After all, he can and should interfere suo motu to do justice. 6. The revising authority should not ordinarily dismiss the revision for mere procedural defects for procedure "is but the machinery of the law after all -- the channel and means whereby law is administered and justice reached. It strangely departs from its proper office when, in place of facilitating, it is permitted to obstruct and even extinguish, legal rights and is thus made to govern where it ought to subserve." (See Henry J. B. Kendall v. Peter Hamilton (1879) 4 AC 504. In AIR 1922 249 (Privy Council) Lord Buckmaster said: "All rules of Courts are nothing but provisions intended to secure the proper administration of justice and it is therefore essential that they should be made to serve and be subordinate to that purpose." Musammat Hanifunnissa and Another Vs. Chunni Lal and Others, AIR 1921 All 321 this Court said: "The Courts do not sit as disciplinary bodies to punish parties for inept procedure when their right is clear and no misunderstanding, surprise or prejudice can occur to the other side." In the instant case the record had come. The order of the Consolidation Officer, which was not filed by the Petitioner, was before the revising authority.
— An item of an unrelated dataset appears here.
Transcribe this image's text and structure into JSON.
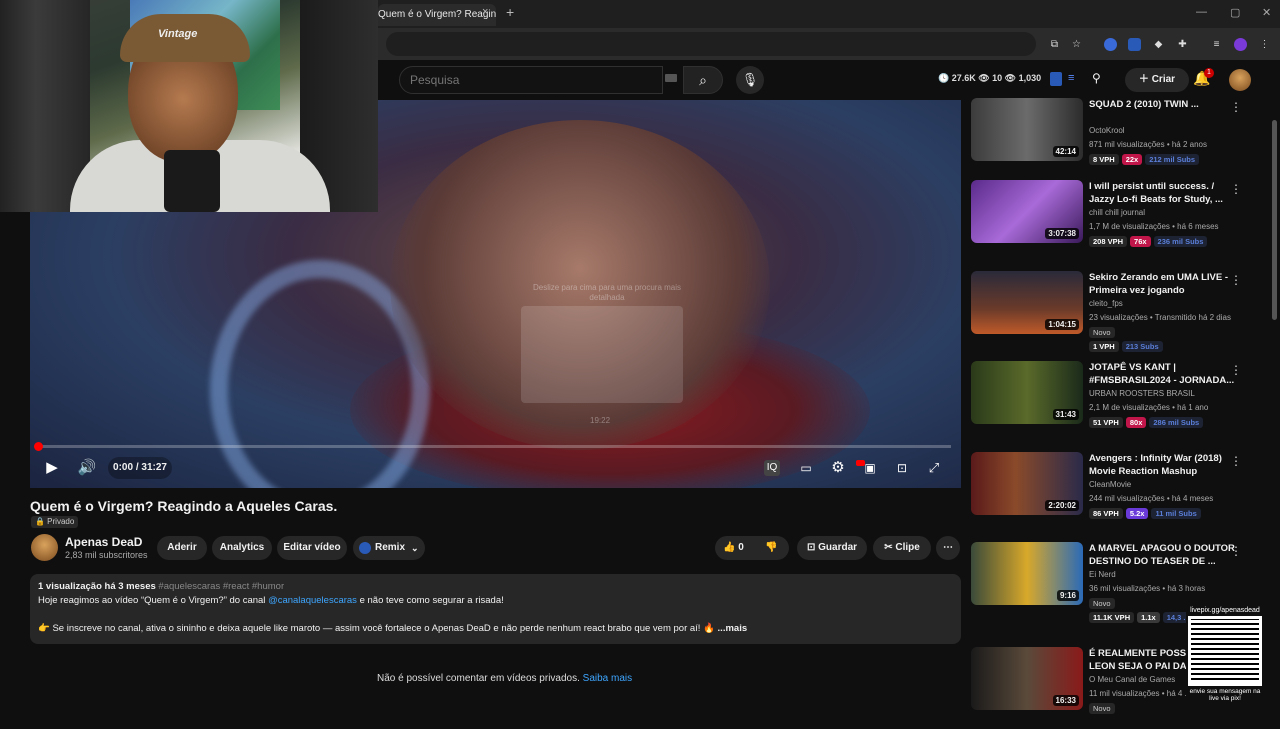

He could have read that order. The other party suffered no prejudice by the omission of the Petitioner to file a certified copy of the order of the Consolidation Officer. 7. We make it clear that our remarks in this case are restricted to the exercise of the revisional powers. They should not be understood to extend to the exercise of appellate powers. We say nothing about the exercise of appellate powers for we are not concerned with that aspect in this case. 8. We allow the writ petition and quash the order of the Deputy Director, Consolidation. We direct him to decide the revision of the Petitioner on merits after hearing parties. Petition allowed.